Al-Rashid Mosque was expected to be the first mosque in North America. However, it was built in 1938, just after the Mother Mosque of America in Cedar Rapids, Iowa and several years after the 1929 mosque built in Ross, North Dakota. At the time, there were about 700 Muslims in Canada. Members of Edmonton's Muslim community approached Edmonton Mayor John Fry about purchasing land to construct the mosque. A group of dedicated individuals travelled the province to raise money from Muslims in small communities. They also held bakes sales and collected funds from Jews, Christians and Muslims to construct the mosque.

The mosque was built by Ukrainian-Canadian contractor Mike Drewoth in a style resembling the Eastern Christian (Ukrainian Catholic and Orthodox) immigrant churches and opened on December 12, 1938. In the 1940s, the building was relocated from its original site to a location a few blocks away to make room for a school expansion.

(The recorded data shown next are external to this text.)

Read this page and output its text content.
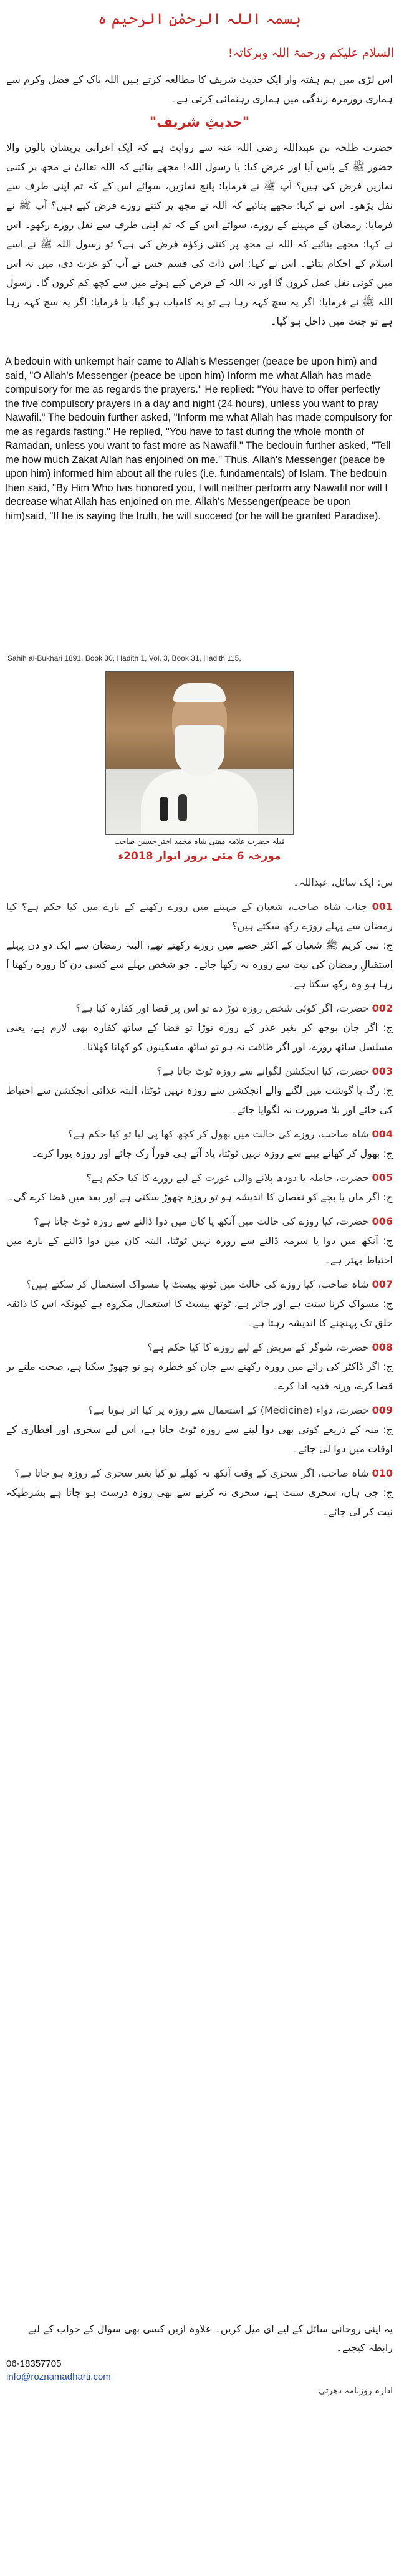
بسمہ اللہ الرحمٰن الرحیم ہ
السلام علیکم ورحمۃ اللہ وبرکاتہ!

اس لڑی میں ہم ہفتہ وار ایک حدیث شریف کا مطالعہ کرتے ہیں اللہ پاک کے فضل وکرم سے ہماری روزمرہ زندگی میں ہماری رہنمائی کرتی ہے۔

"حدیثِ شریف"

حضرت طلحہ بن عبیداللہ رضی اللہ عنہ سے روایت ہے کہ ایک اعرابی پریشان بالوں والا حضور ﷺ کے پاس آیا اور عرض کیا: یا رسول اللہ! مجھے بتائیے کہ اللہ تعالیٰ نے مجھ پر کتنی نمازیں فرض کی ہیں؟ آپ ﷺ نے فرمایا: پانچ نمازیں، سوائے اس کے کہ تم اپنی طرف سے نفل پڑھو۔ اس نے کہا: مجھے بتائیے کہ اللہ نے مجھ پر کتنے روزے فرض کیے ہیں؟ آپ ﷺ نے فرمایا: رمضان کے مہینے کے روزے، سوائے اس کے کہ تم اپنی طرف سے نفل روزے رکھو۔ اس نے کہا: مجھے بتائیے کہ اللہ نے مجھ پر کتنی زکوٰۃ فرض کی ہے؟ تو رسول اللہ ﷺ نے اسے اسلام کے احکام بتائے۔ اس نے کہا: اس ذات کی قسم جس نے آپ کو عزت دی، میں نہ اس میں کوئی نفل عمل کروں گا اور نہ اللہ کے فرض کیے ہوئے میں سے کچھ کم کروں گا۔ رسول اللہ ﷺ نے فرمایا: اگر یہ سچ کہہ رہا ہے تو یہ کامیاب ہو گیا، یا فرمایا: اگر یہ سچ کہہ رہا ہے تو جنت میں داخل ہو گیا۔

A bedouin with unkempt hair came to Allah's Messenger (peace be upon him) and said, "O Allah's Messenger (peace be upon him) Inform me what Allah has made compulsory for me as regards the prayers." He replied: "You have to offer perfectly the five compulsory prayers in a day and night (24 hours), unless you want to pray Nawafil." The bedouin further asked, "Inform me what Allah has made compulsory for me as regards fasting." He replied, "You have to fast during the whole month of Ramadan, unless you want to fast more as Nawafil." The bedouin further asked, "Tell me how much Zakat Allah has enjoined on me." Thus, Allah's Messenger (peace be upon him) informed him about all the rules (i.e. fundamentals) of Islam. The bedouin then said, "By Him Who has honored you, I will neither perform any Nawafil nor will I decrease what Allah has enjoined on me. Allah's Messenger(peace be upon him)said, "If he is saying the truth, he will succeed (or he will be granted Paradise).

Sahih al-Bukhari 1891, Book 30, Hadith 1, Vol. 3, Book 31, Hadith 115,
قبلہ حضرت علامہ مفتی شاہ محمد اختر حسین صاحب
مورخہ 6 مئی بروز اتوار 2018ء
س: ایک سائل، عبداللہ۔
001 جناب شاہ صاحب، شعبان کے مہینے میں روزے رکھنے کے بارے میں کیا حکم ہے؟ کیا رمضان سے پہلے روزے رکھ سکتے ہیں؟
ج: نبی کریم ﷺ شعبان کے اکثر حصے میں روزے رکھتے تھے، البتہ رمضان سے ایک دو دن پہلے استقبالِ رمضان کی نیت سے روزہ نہ رکھا جائے۔ جو شخص پہلے سے کسی دن کا روزہ رکھتا آ رہا ہو وہ رکھ سکتا ہے۔
002 حضرت، اگر کوئی شخص روزہ توڑ دے تو اس پر قضا اور کفارہ کیا ہے؟
ج: اگر جان بوجھ کر بغیر عذر کے روزہ توڑا تو قضا کے ساتھ کفارہ بھی لازم ہے، یعنی مسلسل ساٹھ روزے، اور اگر طاقت نہ ہو تو ساٹھ مسکینوں کو کھانا کھلانا۔
003 حضرت، کیا انجکشن لگوانے سے روزہ ٹوٹ جاتا ہے؟
ج: رگ یا گوشت میں لگنے والے انجکشن سے روزہ نہیں ٹوٹتا، البتہ غذائی انجکشن سے احتیاط کی جائے اور بلا ضرورت نہ لگوایا جائے۔
004 شاہ صاحب، روزے کی حالت میں بھول کر کچھ کھا پی لیا تو کیا حکم ہے؟
ج: بھول کر کھانے پینے سے روزہ نہیں ٹوٹتا، یاد آتے ہی فوراً رک جائے اور روزہ پورا کرے۔
005 حضرت، حاملہ یا دودھ پلانے والی عورت کے لیے روزے کا کیا حکم ہے؟
ج: اگر ماں یا بچے کو نقصان کا اندیشہ ہو تو روزہ چھوڑ سکتی ہے اور بعد میں قضا کرے گی۔
006 حضرت، کیا روزے کی حالت میں آنکھ یا کان میں دوا ڈالنے سے روزہ ٹوٹ جاتا ہے؟
ج: آنکھ میں دوا یا سرمہ ڈالنے سے روزہ نہیں ٹوٹتا، البتہ کان میں دوا ڈالنے کے بارے میں احتیاط بہتر ہے۔
007 شاہ صاحب، کیا روزے کی حالت میں ٹوتھ پیسٹ یا مسواک استعمال کر سکتے ہیں؟
ج: مسواک کرنا سنت ہے اور جائز ہے، ٹوتھ پیسٹ کا استعمال مکروہ ہے کیونکہ اس کا ذائقہ حلق تک پہنچنے کا اندیشہ رہتا ہے۔
008 حضرت، شوگر کے مریض کے لیے روزے کا کیا حکم ہے؟
ج: اگر ڈاکٹر کی رائے میں روزہ رکھنے سے جان کو خطرہ ہو تو چھوڑ سکتا ہے، صحت ملنے پر قضا کرے، ورنہ فدیہ ادا کرے۔
009 حضرت، دواء (Medicine) کے استعمال سے روزہ پر کیا اثر ہوتا ہے؟
ج: منہ کے ذریعے کوئی بھی دوا لینے سے روزہ ٹوٹ جاتا ہے، اس لیے سحری اور افطاری کے اوقات میں دوا لی جائے۔
010 شاہ صاحب، اگر سحری کے وقت آنکھ نہ کھلے تو کیا بغیر سحری کے روزہ ہو جاتا ہے؟
ج: جی ہاں، سحری سنت ہے، سحری نہ کرنے سے بھی روزہ درست ہو جاتا ہے بشرطیکہ نیت کر لی جائے۔
یہ اپنی روحانی سائل کے لیے ای میل کریں۔ علاوہ ازیں کسی بھی سوال کے جواب کے لیے رابطہ کیجیے۔
06-18357705
info@roznamadharti.com
ادارہ روزنامہ دھرتی۔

By the 1980s, the mosque had been outgrown by the booming Muslim community, and had fallen into disrepair. The city, which owned the land on which it was located, was contemplating demolition of the site to expand a hospital. However, in 1991, it was decided that the mosque was to be moved to Fort Edmonton Park at a cost of $75,000. About a year later, on May 28, 1992, it was reopened in the park.

Muhammad Abdul Aleem Siddiqi was instrumental in the development of the mosque.